Chain of Alignment: Integrating Public Will with Expert Intelligence for Language Model Alignment
This addresses the challenge of ensuring AI systems reflect societal values, particularly for public-facing applications like mental health, though it is incremental as it builds on existing alignment techniques.
The paper tackles the problem of aligning language model behavior with public will by introducing a 'chain of alignment' method that uses public input to set normative objectives and expert-derived rules to evaluate model responses, achieving high public support (96% ± 2%) and strong correlation with human expert judgments (Pearson's r=0.841, AUC=0.964) in mental health domains.

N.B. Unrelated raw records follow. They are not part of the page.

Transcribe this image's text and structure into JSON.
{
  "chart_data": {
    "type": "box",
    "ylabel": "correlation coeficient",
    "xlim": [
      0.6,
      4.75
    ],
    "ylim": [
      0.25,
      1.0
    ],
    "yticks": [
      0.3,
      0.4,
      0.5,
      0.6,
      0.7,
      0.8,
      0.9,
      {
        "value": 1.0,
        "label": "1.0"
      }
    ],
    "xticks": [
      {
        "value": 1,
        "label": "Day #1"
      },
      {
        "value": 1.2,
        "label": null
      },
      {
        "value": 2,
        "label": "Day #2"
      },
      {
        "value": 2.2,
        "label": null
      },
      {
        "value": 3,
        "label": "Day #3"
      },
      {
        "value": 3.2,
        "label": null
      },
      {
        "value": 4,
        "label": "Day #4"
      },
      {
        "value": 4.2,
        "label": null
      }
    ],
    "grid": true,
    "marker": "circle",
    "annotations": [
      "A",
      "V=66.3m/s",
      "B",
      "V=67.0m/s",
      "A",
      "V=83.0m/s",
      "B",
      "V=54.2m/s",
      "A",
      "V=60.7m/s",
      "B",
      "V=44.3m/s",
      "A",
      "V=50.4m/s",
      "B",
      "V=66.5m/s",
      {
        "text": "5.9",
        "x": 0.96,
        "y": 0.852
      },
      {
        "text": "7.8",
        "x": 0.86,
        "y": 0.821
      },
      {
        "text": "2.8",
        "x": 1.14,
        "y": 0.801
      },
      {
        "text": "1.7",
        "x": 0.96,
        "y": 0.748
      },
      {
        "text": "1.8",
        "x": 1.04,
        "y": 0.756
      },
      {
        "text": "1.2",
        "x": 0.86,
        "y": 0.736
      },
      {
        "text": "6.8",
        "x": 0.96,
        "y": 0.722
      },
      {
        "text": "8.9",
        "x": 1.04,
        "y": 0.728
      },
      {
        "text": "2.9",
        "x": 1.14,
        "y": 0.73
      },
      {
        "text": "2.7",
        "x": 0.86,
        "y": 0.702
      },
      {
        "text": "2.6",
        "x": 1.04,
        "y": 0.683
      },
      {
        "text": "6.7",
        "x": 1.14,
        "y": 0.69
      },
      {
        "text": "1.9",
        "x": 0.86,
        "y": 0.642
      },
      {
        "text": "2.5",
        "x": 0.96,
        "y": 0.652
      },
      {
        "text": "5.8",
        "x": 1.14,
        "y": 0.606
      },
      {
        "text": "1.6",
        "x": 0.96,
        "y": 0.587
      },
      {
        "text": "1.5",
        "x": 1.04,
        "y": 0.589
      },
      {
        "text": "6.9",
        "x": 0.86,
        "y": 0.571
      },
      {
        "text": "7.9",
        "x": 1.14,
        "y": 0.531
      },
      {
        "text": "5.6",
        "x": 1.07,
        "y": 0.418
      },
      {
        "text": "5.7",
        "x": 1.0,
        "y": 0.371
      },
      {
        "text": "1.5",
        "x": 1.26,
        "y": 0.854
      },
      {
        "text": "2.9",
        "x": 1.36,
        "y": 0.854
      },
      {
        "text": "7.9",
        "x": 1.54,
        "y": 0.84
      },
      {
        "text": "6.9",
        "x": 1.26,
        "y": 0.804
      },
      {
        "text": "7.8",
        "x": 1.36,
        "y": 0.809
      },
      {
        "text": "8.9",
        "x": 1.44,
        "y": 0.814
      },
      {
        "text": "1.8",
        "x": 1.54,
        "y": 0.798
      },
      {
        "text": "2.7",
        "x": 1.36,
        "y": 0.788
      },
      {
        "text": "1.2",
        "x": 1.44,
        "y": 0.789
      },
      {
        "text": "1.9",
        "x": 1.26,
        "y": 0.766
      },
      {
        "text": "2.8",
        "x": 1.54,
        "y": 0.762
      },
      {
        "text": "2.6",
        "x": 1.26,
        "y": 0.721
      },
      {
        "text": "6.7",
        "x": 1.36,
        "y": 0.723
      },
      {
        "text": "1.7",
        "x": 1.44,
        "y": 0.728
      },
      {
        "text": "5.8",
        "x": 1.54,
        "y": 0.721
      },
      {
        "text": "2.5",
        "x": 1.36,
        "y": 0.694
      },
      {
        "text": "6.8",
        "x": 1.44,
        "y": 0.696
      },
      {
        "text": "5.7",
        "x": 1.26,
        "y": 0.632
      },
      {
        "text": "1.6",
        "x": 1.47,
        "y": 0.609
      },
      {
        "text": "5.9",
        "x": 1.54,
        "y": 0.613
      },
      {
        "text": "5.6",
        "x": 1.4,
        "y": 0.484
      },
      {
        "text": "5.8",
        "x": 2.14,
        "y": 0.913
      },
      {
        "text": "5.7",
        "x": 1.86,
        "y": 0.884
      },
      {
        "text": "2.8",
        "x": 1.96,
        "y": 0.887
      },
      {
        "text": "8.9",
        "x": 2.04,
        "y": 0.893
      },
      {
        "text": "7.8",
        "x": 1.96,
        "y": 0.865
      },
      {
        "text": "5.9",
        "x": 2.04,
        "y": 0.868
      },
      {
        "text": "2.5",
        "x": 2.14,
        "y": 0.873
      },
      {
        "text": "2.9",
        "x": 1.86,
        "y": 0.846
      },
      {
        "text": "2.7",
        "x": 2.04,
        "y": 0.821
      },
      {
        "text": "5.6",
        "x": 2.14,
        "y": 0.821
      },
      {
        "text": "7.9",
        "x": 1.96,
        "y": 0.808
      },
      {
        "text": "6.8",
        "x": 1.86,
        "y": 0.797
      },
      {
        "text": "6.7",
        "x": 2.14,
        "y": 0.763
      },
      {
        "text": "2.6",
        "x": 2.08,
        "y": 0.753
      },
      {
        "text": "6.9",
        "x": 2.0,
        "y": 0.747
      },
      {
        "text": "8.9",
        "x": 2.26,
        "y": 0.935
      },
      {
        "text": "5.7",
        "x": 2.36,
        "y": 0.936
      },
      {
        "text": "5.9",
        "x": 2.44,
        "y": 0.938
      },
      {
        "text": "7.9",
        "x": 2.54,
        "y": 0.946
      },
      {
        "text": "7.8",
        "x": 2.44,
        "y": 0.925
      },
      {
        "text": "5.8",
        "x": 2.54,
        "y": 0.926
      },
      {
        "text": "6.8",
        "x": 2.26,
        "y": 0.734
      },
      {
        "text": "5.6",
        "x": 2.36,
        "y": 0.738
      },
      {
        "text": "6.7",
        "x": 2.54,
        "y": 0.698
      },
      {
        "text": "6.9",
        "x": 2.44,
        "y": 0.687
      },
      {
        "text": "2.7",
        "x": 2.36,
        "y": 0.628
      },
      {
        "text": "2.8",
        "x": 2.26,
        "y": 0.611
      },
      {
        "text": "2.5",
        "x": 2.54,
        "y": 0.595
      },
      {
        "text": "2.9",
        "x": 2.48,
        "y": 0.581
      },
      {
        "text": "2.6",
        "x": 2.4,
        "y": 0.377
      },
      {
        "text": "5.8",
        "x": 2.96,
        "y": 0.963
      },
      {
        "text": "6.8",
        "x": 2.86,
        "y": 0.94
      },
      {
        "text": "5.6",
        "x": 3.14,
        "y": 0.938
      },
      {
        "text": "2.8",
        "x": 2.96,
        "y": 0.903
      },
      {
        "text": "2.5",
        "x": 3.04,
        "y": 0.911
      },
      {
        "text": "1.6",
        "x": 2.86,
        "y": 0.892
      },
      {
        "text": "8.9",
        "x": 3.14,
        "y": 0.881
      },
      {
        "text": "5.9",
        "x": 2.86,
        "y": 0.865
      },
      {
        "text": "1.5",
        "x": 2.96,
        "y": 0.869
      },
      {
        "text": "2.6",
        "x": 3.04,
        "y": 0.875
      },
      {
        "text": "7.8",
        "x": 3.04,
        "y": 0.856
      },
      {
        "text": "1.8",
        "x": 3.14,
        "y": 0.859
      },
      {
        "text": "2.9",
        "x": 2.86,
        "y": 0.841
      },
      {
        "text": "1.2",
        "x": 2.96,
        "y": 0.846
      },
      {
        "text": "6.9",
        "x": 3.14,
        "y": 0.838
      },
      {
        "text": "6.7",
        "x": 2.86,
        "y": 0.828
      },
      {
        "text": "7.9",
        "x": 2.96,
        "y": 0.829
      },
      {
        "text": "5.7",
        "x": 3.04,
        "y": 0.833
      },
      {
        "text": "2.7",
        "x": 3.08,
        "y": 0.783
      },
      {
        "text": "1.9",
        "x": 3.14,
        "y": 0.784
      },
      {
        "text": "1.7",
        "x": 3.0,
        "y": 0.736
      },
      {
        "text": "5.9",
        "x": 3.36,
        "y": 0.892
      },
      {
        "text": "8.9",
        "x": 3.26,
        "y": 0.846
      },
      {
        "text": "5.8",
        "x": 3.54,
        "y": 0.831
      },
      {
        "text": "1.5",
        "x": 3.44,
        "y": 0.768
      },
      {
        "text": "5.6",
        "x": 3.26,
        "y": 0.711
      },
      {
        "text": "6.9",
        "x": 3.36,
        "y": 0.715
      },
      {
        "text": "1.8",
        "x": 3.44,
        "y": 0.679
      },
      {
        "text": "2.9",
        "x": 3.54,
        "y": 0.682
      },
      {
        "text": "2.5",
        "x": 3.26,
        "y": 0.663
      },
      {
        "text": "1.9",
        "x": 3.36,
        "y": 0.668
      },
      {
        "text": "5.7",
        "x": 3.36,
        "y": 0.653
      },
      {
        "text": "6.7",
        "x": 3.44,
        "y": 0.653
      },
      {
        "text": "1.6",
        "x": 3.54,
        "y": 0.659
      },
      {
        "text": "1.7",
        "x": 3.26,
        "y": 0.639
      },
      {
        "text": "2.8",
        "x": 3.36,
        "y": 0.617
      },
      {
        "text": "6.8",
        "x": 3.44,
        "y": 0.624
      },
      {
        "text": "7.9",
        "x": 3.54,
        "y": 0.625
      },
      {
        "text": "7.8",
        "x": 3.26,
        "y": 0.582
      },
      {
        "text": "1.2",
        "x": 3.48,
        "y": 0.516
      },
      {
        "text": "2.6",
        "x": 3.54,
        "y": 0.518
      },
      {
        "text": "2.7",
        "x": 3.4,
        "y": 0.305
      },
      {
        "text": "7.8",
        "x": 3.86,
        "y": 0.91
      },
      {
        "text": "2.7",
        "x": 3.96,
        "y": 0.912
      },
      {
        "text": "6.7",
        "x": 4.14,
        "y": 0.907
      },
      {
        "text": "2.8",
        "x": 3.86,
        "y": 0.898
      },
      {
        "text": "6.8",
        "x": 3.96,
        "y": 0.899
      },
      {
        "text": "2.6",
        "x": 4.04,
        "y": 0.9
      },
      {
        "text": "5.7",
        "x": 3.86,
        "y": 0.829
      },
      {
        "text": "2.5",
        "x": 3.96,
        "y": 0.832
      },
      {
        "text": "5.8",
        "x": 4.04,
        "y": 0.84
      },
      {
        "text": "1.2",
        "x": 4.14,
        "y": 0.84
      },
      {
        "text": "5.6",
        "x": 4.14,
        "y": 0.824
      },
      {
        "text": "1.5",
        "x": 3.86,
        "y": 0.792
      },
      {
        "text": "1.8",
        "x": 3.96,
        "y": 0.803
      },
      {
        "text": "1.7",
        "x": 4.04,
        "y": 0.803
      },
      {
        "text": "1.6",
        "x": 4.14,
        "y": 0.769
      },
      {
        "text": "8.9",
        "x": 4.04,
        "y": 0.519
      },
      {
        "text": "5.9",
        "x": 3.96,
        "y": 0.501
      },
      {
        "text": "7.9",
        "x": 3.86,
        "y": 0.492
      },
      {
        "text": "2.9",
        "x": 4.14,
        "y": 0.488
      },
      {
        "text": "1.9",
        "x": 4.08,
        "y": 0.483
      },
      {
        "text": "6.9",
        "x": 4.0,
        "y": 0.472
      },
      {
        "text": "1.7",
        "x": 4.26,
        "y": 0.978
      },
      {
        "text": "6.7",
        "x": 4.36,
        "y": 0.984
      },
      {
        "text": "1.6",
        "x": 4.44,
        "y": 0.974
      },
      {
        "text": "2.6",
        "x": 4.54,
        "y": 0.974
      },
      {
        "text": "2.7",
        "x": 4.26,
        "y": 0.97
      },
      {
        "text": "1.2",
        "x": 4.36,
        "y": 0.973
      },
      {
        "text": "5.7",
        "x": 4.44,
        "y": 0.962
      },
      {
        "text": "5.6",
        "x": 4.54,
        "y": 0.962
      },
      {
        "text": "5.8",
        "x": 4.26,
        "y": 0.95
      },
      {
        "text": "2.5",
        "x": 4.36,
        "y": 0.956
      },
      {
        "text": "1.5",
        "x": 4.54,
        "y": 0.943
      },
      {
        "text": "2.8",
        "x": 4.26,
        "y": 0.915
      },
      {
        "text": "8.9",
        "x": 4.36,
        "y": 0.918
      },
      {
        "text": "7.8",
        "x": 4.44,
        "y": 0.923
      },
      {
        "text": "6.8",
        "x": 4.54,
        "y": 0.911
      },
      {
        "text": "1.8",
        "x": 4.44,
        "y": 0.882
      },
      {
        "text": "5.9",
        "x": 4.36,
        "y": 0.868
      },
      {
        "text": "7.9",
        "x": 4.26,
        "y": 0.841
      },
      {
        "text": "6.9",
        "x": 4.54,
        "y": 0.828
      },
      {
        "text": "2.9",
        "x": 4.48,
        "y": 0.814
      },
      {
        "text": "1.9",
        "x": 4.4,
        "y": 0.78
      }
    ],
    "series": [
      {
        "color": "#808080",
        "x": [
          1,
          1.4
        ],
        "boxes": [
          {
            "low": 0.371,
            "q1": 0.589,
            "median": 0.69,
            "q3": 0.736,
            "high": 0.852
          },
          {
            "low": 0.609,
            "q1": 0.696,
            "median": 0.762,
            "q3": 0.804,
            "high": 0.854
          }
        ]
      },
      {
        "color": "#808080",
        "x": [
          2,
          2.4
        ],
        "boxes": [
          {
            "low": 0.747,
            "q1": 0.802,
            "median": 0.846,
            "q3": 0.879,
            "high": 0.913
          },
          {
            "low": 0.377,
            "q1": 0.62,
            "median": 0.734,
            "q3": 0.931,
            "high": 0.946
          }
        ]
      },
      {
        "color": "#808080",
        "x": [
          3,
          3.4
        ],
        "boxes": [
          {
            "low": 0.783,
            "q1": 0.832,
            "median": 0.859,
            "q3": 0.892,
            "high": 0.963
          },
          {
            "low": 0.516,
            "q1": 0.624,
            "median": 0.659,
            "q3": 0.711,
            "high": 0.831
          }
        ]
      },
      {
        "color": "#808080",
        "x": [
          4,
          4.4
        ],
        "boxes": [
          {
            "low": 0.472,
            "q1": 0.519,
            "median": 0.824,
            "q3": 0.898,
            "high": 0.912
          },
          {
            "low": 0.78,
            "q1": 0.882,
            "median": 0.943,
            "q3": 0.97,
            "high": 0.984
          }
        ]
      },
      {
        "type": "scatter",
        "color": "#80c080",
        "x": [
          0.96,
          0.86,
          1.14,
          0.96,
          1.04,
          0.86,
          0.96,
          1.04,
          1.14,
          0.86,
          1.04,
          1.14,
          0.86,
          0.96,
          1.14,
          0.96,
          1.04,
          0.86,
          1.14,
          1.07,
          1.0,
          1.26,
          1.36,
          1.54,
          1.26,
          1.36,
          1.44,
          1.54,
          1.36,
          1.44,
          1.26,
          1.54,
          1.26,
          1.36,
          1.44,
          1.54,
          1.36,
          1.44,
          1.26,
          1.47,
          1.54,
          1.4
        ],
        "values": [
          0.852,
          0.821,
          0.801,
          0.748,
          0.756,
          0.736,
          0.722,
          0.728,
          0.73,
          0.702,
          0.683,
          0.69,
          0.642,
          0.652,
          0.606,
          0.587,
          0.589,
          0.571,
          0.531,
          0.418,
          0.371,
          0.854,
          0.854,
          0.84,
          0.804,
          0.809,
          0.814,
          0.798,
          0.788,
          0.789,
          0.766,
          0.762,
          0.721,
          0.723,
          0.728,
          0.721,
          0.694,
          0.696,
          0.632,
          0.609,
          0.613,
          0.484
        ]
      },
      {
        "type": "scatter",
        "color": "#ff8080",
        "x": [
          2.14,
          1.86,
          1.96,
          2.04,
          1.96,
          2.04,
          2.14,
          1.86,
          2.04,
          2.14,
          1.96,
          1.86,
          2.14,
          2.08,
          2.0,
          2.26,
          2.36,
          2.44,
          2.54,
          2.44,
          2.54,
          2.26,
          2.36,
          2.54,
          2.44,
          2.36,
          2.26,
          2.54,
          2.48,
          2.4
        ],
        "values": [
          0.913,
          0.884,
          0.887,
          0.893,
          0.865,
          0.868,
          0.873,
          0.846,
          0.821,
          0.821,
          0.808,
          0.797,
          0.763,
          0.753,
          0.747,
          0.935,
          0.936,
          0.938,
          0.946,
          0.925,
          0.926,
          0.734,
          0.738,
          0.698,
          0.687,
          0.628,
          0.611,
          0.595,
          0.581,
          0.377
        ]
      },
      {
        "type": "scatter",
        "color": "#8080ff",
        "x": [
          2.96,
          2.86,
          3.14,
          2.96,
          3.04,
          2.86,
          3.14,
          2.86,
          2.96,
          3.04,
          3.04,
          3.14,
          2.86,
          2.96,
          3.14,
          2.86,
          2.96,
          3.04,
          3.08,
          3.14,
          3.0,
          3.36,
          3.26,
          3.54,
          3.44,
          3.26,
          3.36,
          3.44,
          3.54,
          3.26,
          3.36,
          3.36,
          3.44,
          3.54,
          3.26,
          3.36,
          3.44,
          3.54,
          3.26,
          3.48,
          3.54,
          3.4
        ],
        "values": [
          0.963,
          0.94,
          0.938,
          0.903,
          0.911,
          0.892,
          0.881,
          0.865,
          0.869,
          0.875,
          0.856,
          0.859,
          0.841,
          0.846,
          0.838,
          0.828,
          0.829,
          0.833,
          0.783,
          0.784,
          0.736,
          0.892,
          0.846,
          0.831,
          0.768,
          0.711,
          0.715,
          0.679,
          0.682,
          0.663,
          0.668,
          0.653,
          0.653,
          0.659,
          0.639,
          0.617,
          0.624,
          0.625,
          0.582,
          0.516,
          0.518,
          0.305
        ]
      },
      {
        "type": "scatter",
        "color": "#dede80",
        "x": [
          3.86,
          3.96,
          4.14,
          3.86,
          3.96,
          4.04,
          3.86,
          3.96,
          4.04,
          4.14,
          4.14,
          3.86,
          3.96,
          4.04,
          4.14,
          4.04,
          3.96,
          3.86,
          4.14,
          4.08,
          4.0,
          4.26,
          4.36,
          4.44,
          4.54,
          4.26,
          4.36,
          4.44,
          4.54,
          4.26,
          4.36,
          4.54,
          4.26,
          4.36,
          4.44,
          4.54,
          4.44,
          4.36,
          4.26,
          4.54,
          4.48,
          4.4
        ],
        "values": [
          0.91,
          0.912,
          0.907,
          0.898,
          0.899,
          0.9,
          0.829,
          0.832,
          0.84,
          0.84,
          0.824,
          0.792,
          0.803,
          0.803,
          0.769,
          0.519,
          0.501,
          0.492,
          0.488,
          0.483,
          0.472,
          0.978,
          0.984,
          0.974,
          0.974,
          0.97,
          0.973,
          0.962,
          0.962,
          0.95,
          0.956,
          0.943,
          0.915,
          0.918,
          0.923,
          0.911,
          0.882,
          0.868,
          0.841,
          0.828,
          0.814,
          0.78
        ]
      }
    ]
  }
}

We introduce a method to measure the alignment between public will and language model (LM) behavior that can be applied to fine-tuning, online oversight, and pre-release safety checks. Our `chain of alignment' (CoA) approach produces a rule based reward (RBR) by creating model behavior $\textit{rules}$ aligned to normative $\textit{objectives}$ aligned to $\textit{public will}$. This factoring enables a nonexpert public to directly specify their will through the normative objectives, while expert intelligence is used to figure out rules entailing model behavior that best achieves those objectives. We validate our approach by applying it across three different domains of LM prompts related to mental health. We demonstrate a public input process built on collective dialogues and bridging-based ranking that reliably produces normative objectives supported by at least $96\% \pm 2\%$ of the US public. We then show that rules developed by mental health experts to achieve those objectives enable a RBR that evaluates an LM response's alignment with the objectives similarly to human experts (Pearson's $r=0.841$, $AUC=0.964$). By measuring alignment with objectives that have near unanimous public support, these CoA RBRs provide an approximate measure of alignment between LM behavior and public will.